Trump, Biden clash on N. Korea policy during presidential debate

Posted October. 24, 2020 07:51,   

Updated October. 24, 2020 07:51


U.S. President Donald Trump and Democratic candidate Joe Biden clashed on the U.S. policy toward North Korea during the last presidential debate broadcasted on Thursday (local time). The two fiercely discussed policies on six topics, including diplomacy and security, health insurance, and immigration, in a relatively calm manner without interfering or sharing harsh words as they did in the first debate.

The debate, which was moderated by NBC’s anchor Kristen Welker and held in Nashville, Tennessee, showcased clear differences between the two candidates’ North Korea policy.

To the question asking whether he thought North Korea’s revealing of an intercontinental ballistic missile, which is the biggest so far, and continued development of nuclear weapons is a betrayal of his relationship with North Korean leader Kim Jong Un, President Trump said that there could have been a nuclear war but there’s no war and that they have a very good relationship.
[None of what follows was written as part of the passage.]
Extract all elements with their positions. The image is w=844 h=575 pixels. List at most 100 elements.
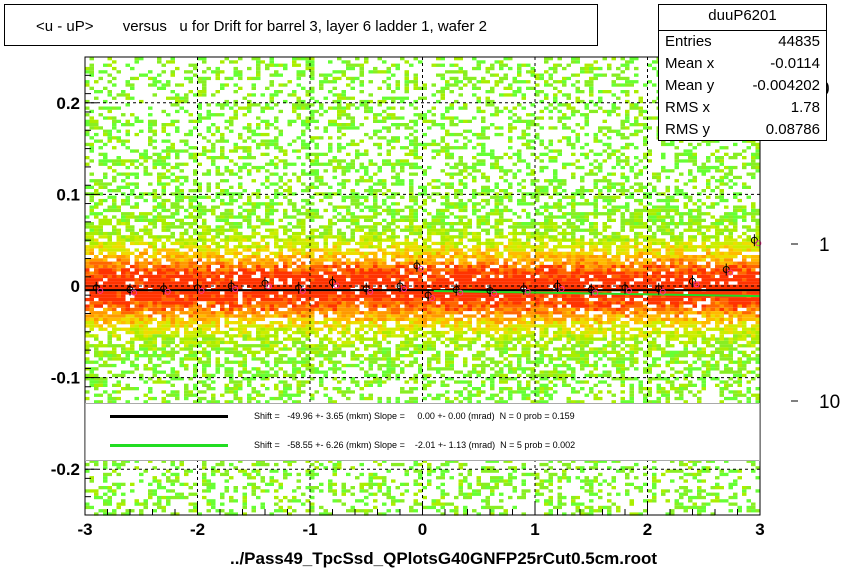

“North Korea was a mess. And in fact, if you remember the first two or three months, there was a very dangerous period of my first three months before we sort of worked things out a little bit,” Trump added. While he praised his work to prevent war with the North, President Trump misspoke the populations of Seoul as 32 million.

Meanwhile, former Vice President Biden called Kim a “thug” three times and criticized President Trump, saying, “He’s legitimized North Korea, he’s talked about his good buddy, who’s a thug, a thug.” Biden said that he will meet with the North Korean leader only when Kim agrees to reduce the nuclear capabilities of the North, emphasizing, “The Korean Peninsula should be a nuclear-free zone.” While remaining tough on principles toward North Korea, the Democratic candidate seems to keep the possibility of a U.S.-North Korea summit open depending on the denuclearization measures to be taken by the North.

President Trump argues that the Obama administration pursued a meeting with Kim but was rejected. “He didn't like Obama. He wouldn't do it,” the president said, presenting himself as the only leader who can meet with Kim. “We had a good relationship with Hitler before he, in fact, invaded the rest of Europe,” said Biden, dismissing the president’s comment.